Choose a Style Profile

Each profile represents a real customer with a distinct fashion identity. Select one to see their purchase history and what our models recommend for them.

Curate Your Look

Pick items you love, and our KNN model will find pieces that match your taste. Select at least 3 items, then see what we’d recommend.

0 selected

How It Works

Three fundamentally different approaches to “what should this person wear next?”

Baseline

Popularity

Recommends the most-purchased items across all customers. No personalization — everyone sees the same bestsellers. Captures trending products but ignores individual taste entirely.

Strength: highest raw hit rate (10.0%)
Weakness: only surfaces 0.4% of the catalog

Classical ML

KNN Content-Based

Represents each article as a feature vector (product type, colour, department, section, garment group). Your profile is the average of everything you’ve purchased. Recommendations are the nearest neighbors by cosine similarity.

Strength: 99.2% catalog coverage, highest novelty
Weakness: can’t capture cross-category taste patterns

Deep Learning

Neural Collaborative Filtering

Learns latent embeddings for every user and item through a multi-layer perceptron trained on implicit feedback. The deployed variant concatenates one-hot metadata, giving the network both collaborative signals and content features.

Strength: captures “users who bought A also bought C” patterns
Weakness: cold-start for new users (no embedding trained)

Data & Pipeline

Built on the H&M Personalized Fashion Recommendations dataset

1

Subsample

Filtered 31M transactions to ~373K transactions, 25K customers, 3K articles with minimum activity thresholds.

2

Temporal Split

Last 14 days held out as the test set — no data leakage across the time boundary.

3

Feature Engineering

ResNet50 image embeddings (2048-dim) for 105K articles. One-hot metadata across 5 categorical columns (206 features total).

4

Ablation Study

8 model variants compared: base IDs only, +metadata, +visual features, +both. Isolates the contribution of each feature source.

Evaluation Results

Offline metrics on held-out test set (last 14 days), K=12

Model	HR@12	NDCG@12	Coverage	Novelty
Popularity (global)	0.0998	0.0145	0.0040	8.91
Popularity (dept)	0.0898	0.0159	0.2365	10.02
KNN (metadata)	0.0921	0.0187	0.9920	11.85
KNN (+ images)	0.0920	0.0187	0.9923	11.85
NCF (base)	0.0724	0.0136	0.7215	10.33
NCF (+ metadata)	0.0887	0.0178	0.8769	10.68
NCF (+ visual)	0.0718	0.0134	0.6891	10.18
NCF (full)	0.0873	0.0171	0.7942	10.45

Key Findings

Metadata > Image Features

Adding categorical metadata to NCF improved HR by 22%, while ResNet50 visual embeddings alone showed no improvement. Structured product attributes encode more purchase-relevant information than pixel-level appearance.

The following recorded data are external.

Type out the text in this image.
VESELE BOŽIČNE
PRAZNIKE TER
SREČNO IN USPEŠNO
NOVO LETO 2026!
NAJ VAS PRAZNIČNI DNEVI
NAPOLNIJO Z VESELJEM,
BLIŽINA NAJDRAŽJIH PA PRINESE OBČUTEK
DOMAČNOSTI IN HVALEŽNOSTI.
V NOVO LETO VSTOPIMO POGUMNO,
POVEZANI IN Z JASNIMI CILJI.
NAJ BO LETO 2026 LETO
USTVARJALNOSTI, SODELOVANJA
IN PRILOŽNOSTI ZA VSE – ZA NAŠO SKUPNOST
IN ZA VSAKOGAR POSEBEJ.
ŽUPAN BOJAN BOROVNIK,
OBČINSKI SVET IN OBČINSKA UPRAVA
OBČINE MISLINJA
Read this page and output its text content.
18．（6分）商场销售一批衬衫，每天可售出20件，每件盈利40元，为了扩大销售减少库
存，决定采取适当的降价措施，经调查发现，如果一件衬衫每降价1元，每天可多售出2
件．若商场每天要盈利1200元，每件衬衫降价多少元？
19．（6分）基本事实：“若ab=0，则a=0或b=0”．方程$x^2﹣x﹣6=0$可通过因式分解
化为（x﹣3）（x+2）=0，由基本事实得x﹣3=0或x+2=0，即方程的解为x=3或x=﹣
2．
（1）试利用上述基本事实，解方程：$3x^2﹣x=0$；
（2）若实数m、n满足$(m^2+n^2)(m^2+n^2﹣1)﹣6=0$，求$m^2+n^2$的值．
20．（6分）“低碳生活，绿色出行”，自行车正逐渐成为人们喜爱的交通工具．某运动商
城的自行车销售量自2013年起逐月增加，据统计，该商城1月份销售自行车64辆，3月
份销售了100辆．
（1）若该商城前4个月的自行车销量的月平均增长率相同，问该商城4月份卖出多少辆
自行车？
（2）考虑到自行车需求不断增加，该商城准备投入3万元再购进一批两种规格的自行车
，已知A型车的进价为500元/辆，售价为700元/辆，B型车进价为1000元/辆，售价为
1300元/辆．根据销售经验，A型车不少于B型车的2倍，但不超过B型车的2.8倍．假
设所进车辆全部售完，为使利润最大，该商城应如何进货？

Popularity Is Hard to Beat

The baseline achieves the highest HR@12 despite zero personalization. Concentrated demand in fashion means a few bestsellers drive disproportionate volume.

KNN Excels at Discovery

99.2% catalog coverage and the highest novelty score. KNN surfaces the long tail — niche items that match your taste but you’d never find on a bestseller list.

The Accuracy–Diversity Tradeoff

No single model wins everywhere. A production system would ensemble popular anchors with personalized long-tail picks — accuracy and discovery aren’t mutually exclusive.

HR@12 — Hit Rate: fraction of test users whose actual next purchase appears in the top-12 recommendations
NDCG@12 — Normalized Discounted Cumulative Gain: measures ranking quality (higher = relevant items ranked first)
Coverage — fraction of the full catalog surfaced across all users’ recommendation lists
Novelty — average self-information of recommended items (higher = less predictable, more surprising picks)